Nebraska has the only single-chamber, officially nonpartisan legislature in the U.S. But each of its 49 lawmakers identifies as either a Republican or Democrat and tends to propose and vote for legislation along party lines. Republicans hold 32 seats, while Democrats hold 17 seats.

The Nebraska Legislature's vote on Tuesday was 33-15, with Democrat Mike McDonnell of Omaha voting with the GOP. The vote came the same day Republicans in the North Carolina General Assembly overrode a veto of a 12-week abortion ban by the state's Democratic governor.

On Tuesday, those opposed to the ban on gender-affirming care for minors, packed the Capitol rotunda, chanting, their shouts filtering into the chamber as the senators debated. State Senator Megan Hunt, an Omaha Democrat and the mother of a transgender son, was moved to tears.
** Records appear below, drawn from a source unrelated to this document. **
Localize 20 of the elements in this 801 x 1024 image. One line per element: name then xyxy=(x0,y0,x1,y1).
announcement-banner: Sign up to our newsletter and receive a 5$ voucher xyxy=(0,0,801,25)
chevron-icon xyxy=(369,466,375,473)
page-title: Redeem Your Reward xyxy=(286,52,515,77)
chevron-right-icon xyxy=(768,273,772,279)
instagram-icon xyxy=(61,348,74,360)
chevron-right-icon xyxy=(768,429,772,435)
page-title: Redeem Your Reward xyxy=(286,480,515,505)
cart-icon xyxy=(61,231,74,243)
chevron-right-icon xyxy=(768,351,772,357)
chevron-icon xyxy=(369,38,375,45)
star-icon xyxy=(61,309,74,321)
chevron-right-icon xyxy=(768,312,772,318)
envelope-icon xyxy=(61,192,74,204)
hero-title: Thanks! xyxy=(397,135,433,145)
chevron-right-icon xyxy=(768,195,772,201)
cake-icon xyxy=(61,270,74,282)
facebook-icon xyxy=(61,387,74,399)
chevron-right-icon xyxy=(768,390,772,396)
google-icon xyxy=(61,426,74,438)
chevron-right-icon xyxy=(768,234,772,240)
"You know what they are chanting out there? I just got it. They're chanting 'one more vote to save our lives!'" Hunt said, forcing her way through sobs. "Whether we are talking about mothers with devastating fetal diagnoses, who you think should be forced to carry a baby to term that has a brain outside its head — what is wrong with you — or you're talking about trans children who are 4, 5, 6, who are 16, 17, 18, who can be all ages, but the way government is coming down in this body between a parent and a child and a health care professional is unprecedented. It's unreal."

But State Senator Kathleen Kauth, an Omaha Republican and LB 574's sponsor, said she also heard the protesters.

"As we hear the people outside chanting 'one more vote to save our lives,' I would agree with that statement. We have one vote to save the lives of children from a lifetime of pain and regret," she said. "These are surgeries and medications that are experimental, they are irreversible. We owe it to kids to let them grow up so they can make these decisions as adults."

Nebraska Governor Jim Pillen, a Republican, cheered the Legislature's move.

"Our kids are our future, and the advancement of LB5 74 is an important step in protecting that future. I applaud the senators who voted for LB5 74 and stood up for our commonsense, conservative values," he said in a statement released late Tuesday.

It wasn't immediately clear when the legislators would take up the matter again, but it will likely be soon. The last day of the 2023 session is scheduled for the second week of June.

After the vote, senators who support abortion rights and gender-affirming care exited the chamber into the rotunda, greeted by the chants of their allies. Many others avoided the protesters by leaving out a back door. A reporter from the Omaha World-Herald reported Hunt and Cavanaugh taunted them as they snuck away, calling them cowards.